Projet de loi numérique : premier bilan de la consultation citoyenne

5 novembre 2015 à 16h51
- Mis à jour le 16 janvier 2019 à 17h36 -

Lancé le 26 septembre dernier, le projet de "République Numérique" lancé par Axelle Lemaire, invitait les citoyens à discuter du projet de loi sur le numérique.

Pendant trois semaines, les votes, commentaires, amendements se sont enchaînés jusqu’18 octobre. Le projet de loi est arrivé mercredi 4 novmbre au conseil des ministres et le texte final devrait être dévoilé ce vendredi 6 novembre. Quel bilan peut-on déjà en tirer ?

Nous vous en parlions lors de son ouverture, c’est la première fois qu’une telle consultation ouverte des internautes est proposée sur le web. Axelle Lemaire s’est félicitée des premiers chiffres. Plus de 21.000 internautes ont contribué à la plateforme avec plus de 147.000 votes, 700 nouveaux articles et 1.400 modifications. La secrétaire d’Etat chargée du Numérique a d’ailleurs précisé que les contributions étaient montées en puissance.

plateforme numérique

La protection de la vie privée au coeur des préoccupations

Ces contributions font montre d’une inquiétude face à la protection de la vie privée. Toutes les propositions en lien avec un renforcement de cette protection ont toutes été soutenues, mais deux propositions suscitent l’inquiétude.
Il s’agit tout d’abord de la faculté donnée à l’Insee d’utiliser les numéros de Sécurité Sociale qui permettrait d’affiner les statistiques. Ensuite, la seconde source d’inquiétude provient de la possibilité de faire des dons par SMS, qui est pourtant fortement demandé par les associations caritatives. Néanmoins, les articles qui ont fait l’objet d’un vote négatif ou très mitigé ne seront pas nécessairement enterrés mais feront l’objet d’expertises et de clarifications.

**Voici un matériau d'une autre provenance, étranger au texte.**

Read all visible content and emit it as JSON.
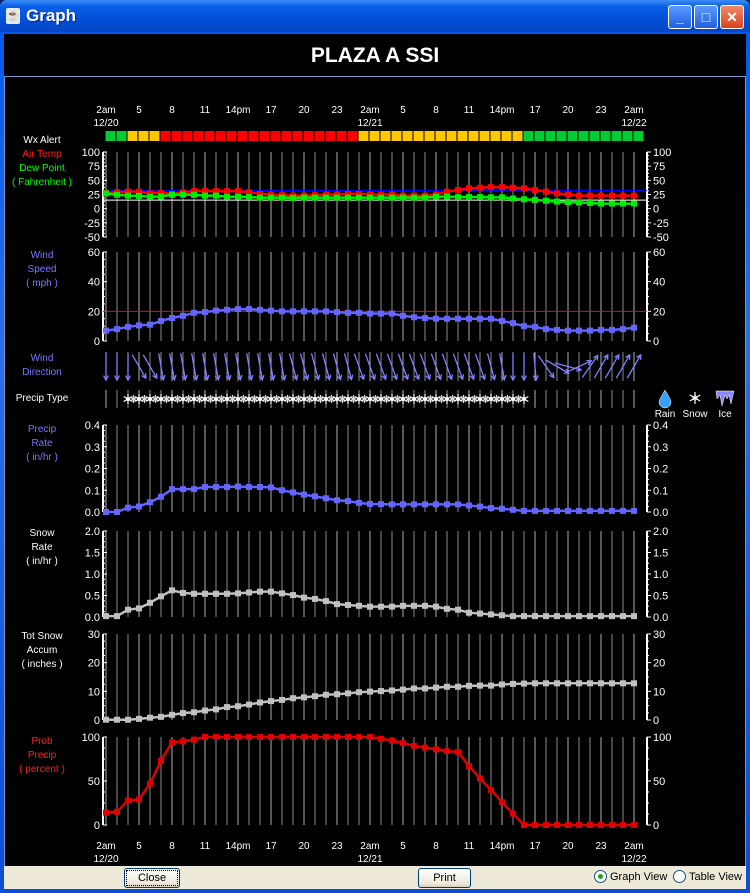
{
  "window": {
    "title": "Graph",
    "icon": "java-cup-icon"
  },
  "header": {
    "title": "PLAZA A SSI"
  },
  "time_axis": {
    "hour_labels": [
      "2am",
      "5",
      "8",
      "11",
      "14pm",
      "17",
      "20",
      "23",
      "2am",
      "5",
      "8",
      "11",
      "14pm",
      "17",
      "20",
      "23",
      "2am"
    ],
    "date_labels": [
      "12/20",
      "12/21",
      "12/22"
    ]
  },
  "legend": {
    "precip_types": [
      {
        "label": "Rain",
        "icon": "raindrop-icon"
      },
      {
        "label": "Snow",
        "icon": "snowflake-icon"
      },
      {
        "label": "Ice",
        "icon": "icicle-icon"
      }
    ]
  },
  "footer": {
    "close_label": "Close",
    "print_label": "Print",
    "views": [
      {
        "label": "Graph View",
        "selected": true
      },
      {
        "label": "Table View",
        "selected": false
      }
    ]
  },
  "chart_data": [
    {
      "id": "wx_alert",
      "type": "heatmap",
      "label": [
        {
          "text": "Wx Alert",
          "color": "#ffffff"
        }
      ],
      "colors": {
        "green": "#00cc33",
        "yellow": "#ffc800",
        "red": "#ff0000"
      },
      "values": [
        "green",
        "green",
        "yellow",
        "yellow",
        "yellow",
        "red",
        "red",
        "red",
        "red",
        "red",
        "red",
        "red",
        "red",
        "red",
        "red",
        "red",
        "red",
        "red",
        "red",
        "red",
        "red",
        "red",
        "red",
        "yellow",
        "yellow",
        "yellow",
        "yellow",
        "yellow",
        "yellow",
        "yellow",
        "yellow",
        "yellow",
        "yellow",
        "yellow",
        "yellow",
        "yellow",
        "yellow",
        "yellow",
        "green",
        "green",
        "green",
        "green",
        "green",
        "green",
        "green",
        "green",
        "green",
        "green",
        "green"
      ]
    },
    {
      "id": "temperature",
      "type": "line",
      "label": [
        {
          "text": "Air Temp",
          "color": "#ff2020"
        },
        {
          "text": "Dew Point",
          "color": "#00ff00"
        },
        {
          "text": "( Fahrenheit )",
          "color": "#00ff00"
        }
      ],
      "ylim": [
        -50,
        100
      ],
      "ticks": [
        "100",
        "75",
        "50",
        "25",
        "0",
        "-25",
        "-50"
      ],
      "reference_lines": [
        {
          "value": 32,
          "color": "#0000ff"
        },
        {
          "value": 15,
          "color": "#ffffff"
        }
      ],
      "series": [
        {
          "name": "Air Temp",
          "color": "#ff0000",
          "values": [
            28,
            29,
            30,
            30,
            27,
            28,
            26,
            29,
            31,
            31,
            31,
            31,
            31,
            29,
            26,
            25,
            24,
            23,
            23,
            24,
            25,
            25,
            26,
            26,
            25,
            25,
            25,
            23,
            23,
            23,
            25,
            30,
            33,
            36,
            37,
            38,
            38,
            37,
            36,
            33,
            30,
            27,
            25,
            23,
            23,
            23,
            23,
            23,
            23
          ]
        },
        {
          "name": "Dew Point",
          "color": "#00ee00",
          "values": [
            27,
            24.5,
            23,
            22.5,
            21,
            21.5,
            24.5,
            25,
            24.5,
            23,
            23,
            21,
            21,
            20.5,
            19.5,
            19.5,
            19.5,
            19,
            19.5,
            19.5,
            19.5,
            19.5,
            19.5,
            19.5,
            19.5,
            19.5,
            19.5,
            19.5,
            19.5,
            19.5,
            21,
            21.5,
            20.5,
            20.5,
            20.5,
            20,
            20,
            18,
            16.5,
            15.5,
            14,
            12.5,
            11.5,
            11,
            10,
            9,
            9,
            9,
            9
          ]
        }
      ]
    },
    {
      "id": "wind_speed",
      "type": "line",
      "label": [
        {
          "text": "Wind",
          "color": "#7878ff"
        },
        {
          "text": "Speed",
          "color": "#7878ff"
        },
        {
          "text": "( mph )",
          "color": "#7878ff"
        }
      ],
      "ylim": [
        0,
        60
      ],
      "ticks": [
        "60",
        "40",
        "20",
        "0"
      ],
      "reference_lines": [
        {
          "value": 20,
          "color": "#ff0000"
        }
      ],
      "series": [
        {
          "color": "#6464ff",
          "values": [
            7,
            8,
            9.5,
            10.5,
            11,
            13.5,
            15.5,
            17,
            19,
            19.5,
            20.5,
            21,
            21.5,
            21.5,
            21,
            20.5,
            20,
            20,
            20,
            20,
            20,
            19.5,
            19,
            19,
            18.5,
            18.5,
            18.5,
            17,
            16,
            15.5,
            15,
            15,
            15,
            15,
            15,
            15,
            13.5,
            12,
            10,
            9.5,
            8,
            7.5,
            7,
            7,
            7,
            7.5,
            7.5,
            8,
            9
          ]
        }
      ]
    },
    {
      "id": "wind_direction",
      "type": "arrows",
      "label": [
        {
          "text": "Wind",
          "color": "#7878ff"
        },
        {
          "text": "Direction",
          "color": "#7878ff"
        }
      ],
      "color": "#8080ff",
      "values": [
        0,
        0,
        0,
        330,
        330,
        350,
        350,
        350,
        350,
        350,
        350,
        350,
        350,
        350,
        350,
        350,
        350,
        345,
        345,
        345,
        345,
        345,
        345,
        340,
        340,
        340,
        340,
        340,
        340,
        340,
        340,
        340,
        340,
        340,
        340,
        345,
        350,
        0,
        0,
        355,
        325,
        300,
        285,
        245,
        215,
        210,
        210,
        210,
        210
      ]
    },
    {
      "id": "precip_type",
      "type": "categorical",
      "label": [
        {
          "text": "Precip Type",
          "color": "#ffffff"
        }
      ],
      "values": [
        "none",
        "none",
        "snow",
        "snow",
        "snow",
        "snow",
        "snow",
        "snow",
        "snow",
        "snow",
        "snow",
        "snow",
        "snow",
        "snow",
        "snow",
        "snow",
        "snow",
        "snow",
        "snow",
        "snow",
        "snow",
        "snow",
        "snow",
        "snow",
        "snow",
        "snow",
        "snow",
        "snow",
        "snow",
        "snow",
        "snow",
        "snow",
        "snow",
        "snow",
        "snow",
        "snow",
        "snow",
        "snow",
        "snow",
        "none",
        "none",
        "none",
        "none",
        "none",
        "none",
        "none",
        "none",
        "none",
        "none"
      ]
    },
    {
      "id": "precip_rate",
      "type": "line",
      "label": [
        {
          "text": "Precip",
          "color": "#7878ff"
        },
        {
          "text": "Rate",
          "color": "#7878ff"
        },
        {
          "text": "( in/hr )",
          "color": "#7878ff"
        }
      ],
      "ylim": [
        0,
        0.4
      ],
      "ticks": [
        "0.4",
        "0.3",
        "0.2",
        "0.1",
        "0.0"
      ],
      "series": [
        {
          "color": "#6464ff",
          "values": [
            0,
            0,
            0.02,
            0.025,
            0.045,
            0.07,
            0.105,
            0.105,
            0.105,
            0.115,
            0.115,
            0.115,
            0.117,
            0.115,
            0.115,
            0.113,
            0.1,
            0.09,
            0.08,
            0.072,
            0.063,
            0.054,
            0.05,
            0.042,
            0.037,
            0.036,
            0.035,
            0.035,
            0.035,
            0.035,
            0.035,
            0.035,
            0.035,
            0.03,
            0.025,
            0.018,
            0.015,
            0.01,
            0.005,
            0.005,
            0.005,
            0.005,
            0.005,
            0.005,
            0.005,
            0.005,
            0.005,
            0.005,
            0.005
          ]
        }
      ]
    },
    {
      "id": "snow_rate",
      "type": "line",
      "label": [
        {
          "text": "Snow",
          "color": "#ffffff"
        },
        {
          "text": "Rate",
          "color": "#ffffff"
        },
        {
          "text": "( in/hr )",
          "color": "#ffffff"
        }
      ],
      "ylim": [
        0,
        2.0
      ],
      "ticks": [
        "2.0",
        "1.5",
        "1.0",
        "0.5",
        "0.0"
      ],
      "series": [
        {
          "color": "#c0c0c0",
          "values": [
            0.02,
            0.02,
            0.17,
            0.2,
            0.33,
            0.48,
            0.62,
            0.56,
            0.54,
            0.54,
            0.54,
            0.54,
            0.55,
            0.57,
            0.59,
            0.59,
            0.55,
            0.51,
            0.45,
            0.42,
            0.37,
            0.3,
            0.28,
            0.26,
            0.24,
            0.24,
            0.24,
            0.26,
            0.26,
            0.26,
            0.24,
            0.19,
            0.17,
            0.1,
            0.08,
            0.06,
            0.04,
            0.02,
            0.02,
            0.02,
            0.02,
            0.02,
            0.02,
            0.02,
            0.02,
            0.02,
            0.02,
            0.02,
            0.02
          ]
        }
      ]
    },
    {
      "id": "snow_accumulation",
      "type": "line",
      "label": [
        {
          "text": "Tot Snow",
          "color": "#ffffff"
        },
        {
          "text": "Accum",
          "color": "#ffffff"
        },
        {
          "text": "( inches )",
          "color": "#ffffff"
        }
      ],
      "ylim": [
        0,
        30
      ],
      "ticks": [
        "30",
        "20",
        "10",
        "0"
      ],
      "series": [
        {
          "color": "#c0c0c0",
          "values": [
            0.1,
            0.1,
            0.1,
            0.4,
            0.8,
            1.1,
            1.8,
            2.4,
            2.7,
            3.3,
            3.7,
            4.5,
            4.8,
            5.4,
            6.1,
            6.6,
            7,
            7.6,
            7.9,
            8.3,
            8.8,
            9,
            9.3,
            9.7,
            9.9,
            10.1,
            10.3,
            10.6,
            11,
            11,
            11.3,
            11.6,
            11.6,
            11.9,
            12,
            12,
            12.4,
            12.6,
            12.7,
            12.8,
            12.8,
            12.8,
            12.8,
            12.8,
            12.8,
            12.8,
            12.8,
            12.8,
            12.8
          ]
        }
      ]
    },
    {
      "id": "precip_probability",
      "type": "line",
      "label": [
        {
          "text": "Prob",
          "color": "#ff2020"
        },
        {
          "text": "Precip",
          "color": "#ff2020"
        },
        {
          "text": "( percent )",
          "color": "#ff2020"
        }
      ],
      "ylim": [
        0,
        100
      ],
      "ticks": [
        "100",
        "50",
        "0"
      ],
      "series": [
        {
          "color": "#e00000",
          "values": [
            14,
            15,
            28,
            29,
            47,
            73,
            94,
            95,
            97,
            100,
            100,
            100,
            100,
            100,
            100,
            100,
            100,
            100,
            100,
            100,
            100,
            100,
            100,
            100,
            100,
            98,
            96,
            93,
            90,
            88,
            86,
            84,
            83,
            67,
            53,
            40,
            26,
            13,
            0,
            0,
            0,
            0,
            0,
            0,
            0,
            0,
            0,
            0,
            0
          ]
        }
      ]
    }
  ]
}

A l’inverse, les propositions ayant reçu un fort soutien populaire ne seront pas forcément toutes soutenues mais clairement étudiées et peut-être mises en œuvre sans passer par la loi.

Médiation numérique, logiciels libres et e-sport : le plébiscite

axelle lemaire

Mme Lemaire a principalement retenu les propositions concernant la médiation numérique. Dans une société où les démarches administratives se font de plus en plus sur internet, il devient indispensable d’accompagner les citoyens, via des lieux dédiés, des médiateurs…

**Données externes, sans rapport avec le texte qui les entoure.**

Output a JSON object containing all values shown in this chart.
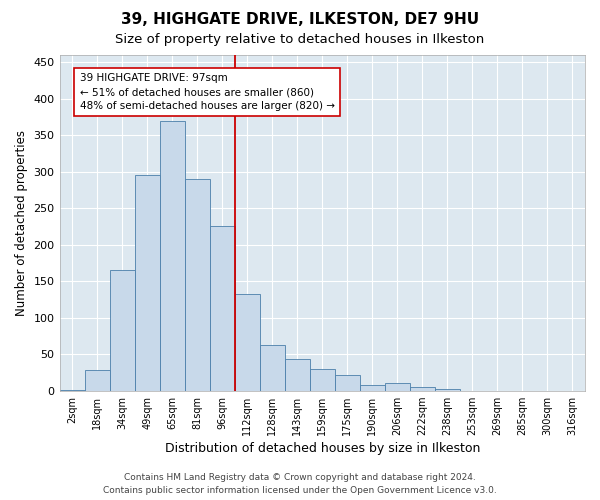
{
  "title": "39, HIGHGATE DRIVE, ILKESTON, DE7 9HU",
  "subtitle": "Size of property relative to detached houses in Ilkeston",
  "xlabel": "Distribution of detached houses by size in Ilkeston",
  "ylabel": "Number of detached properties",
  "categories": [
    "2sqm",
    "18sqm",
    "34sqm",
    "49sqm",
    "65sqm",
    "81sqm",
    "96sqm",
    "112sqm",
    "128sqm",
    "143sqm",
    "159sqm",
    "175sqm",
    "190sqm",
    "206sqm",
    "222sqm",
    "238sqm",
    "253sqm",
    "269sqm",
    "285sqm",
    "300sqm",
    "316sqm"
  ],
  "values": [
    1,
    28,
    165,
    295,
    370,
    290,
    225,
    133,
    62,
    43,
    30,
    21,
    8,
    11,
    5,
    2,
    0,
    0,
    0,
    0,
    0
  ],
  "bar_color": "#c8d9ea",
  "bar_edge_color": "#4a7faa",
  "property_line_color": "#cc0000",
  "annotation_line1": "39 HIGHGATE DRIVE: 97sqm",
  "annotation_line2": "← 51% of detached houses are smaller (860)",
  "annotation_line3": "48% of semi-detached houses are larger (820) →",
  "annotation_box_color": "#ffffff",
  "annotation_box_edge": "#cc0000",
  "ylim": [
    0,
    460
  ],
  "yticks": [
    0,
    50,
    100,
    150,
    200,
    250,
    300,
    350,
    400,
    450
  ],
  "background_color": "#dde8f0",
  "grid_color": "#ffffff",
  "footer_line1": "Contains HM Land Registry data © Crown copyright and database right 2024.",
  "footer_line2": "Contains public sector information licensed under the Open Government Licence v3.0.",
  "title_fontsize": 11,
  "subtitle_fontsize": 9.5,
  "xlabel_fontsize": 9,
  "ylabel_fontsize": 8.5,
  "tick_fontsize": 7,
  "footer_fontsize": 6.5
}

Le projet de loi devrait inclure également une dimension e-sport (les jeux vidéos pratiqués comme des sports), une pratique de plus en plus plébiscitée en France qui n’est pas reconnue par les textes. Le régulateur des jeux en ligne souhaiterait par exemple mettre en place des règles anti-addiction ou de protection de la jeunesse. Un sujet important, comme l'a prouvé encore une fois le succès de l'eSports World Cup sur le salon Paris Games Week, qui pour la 5e année consécutive a été le lieu de tournois internationaux, avec plus de 40 pays participant aux compétitions sur des jeux comme League of Legends, Just Dance, Counter-Strike, Trackmania...L’Équipe 21 diffusera ainsi ce dimanche la finale de la Coupe du monde ESWC FIFA 16 à 14h en clair...

Concernant l’utilisation des logiciels libres dans les administrations qui est beaucoup revenue dans les débats, la secrétaire d’Etat souhaite expertiser les impacts budgétaire et économique, et la faisabilité d’un développement en ce sens mais sans forcément passer par la loi, même s’il est rappelé qu’une circulaire de 2012 encourageait l’utilisation de ces logiciels libres dans les administrations.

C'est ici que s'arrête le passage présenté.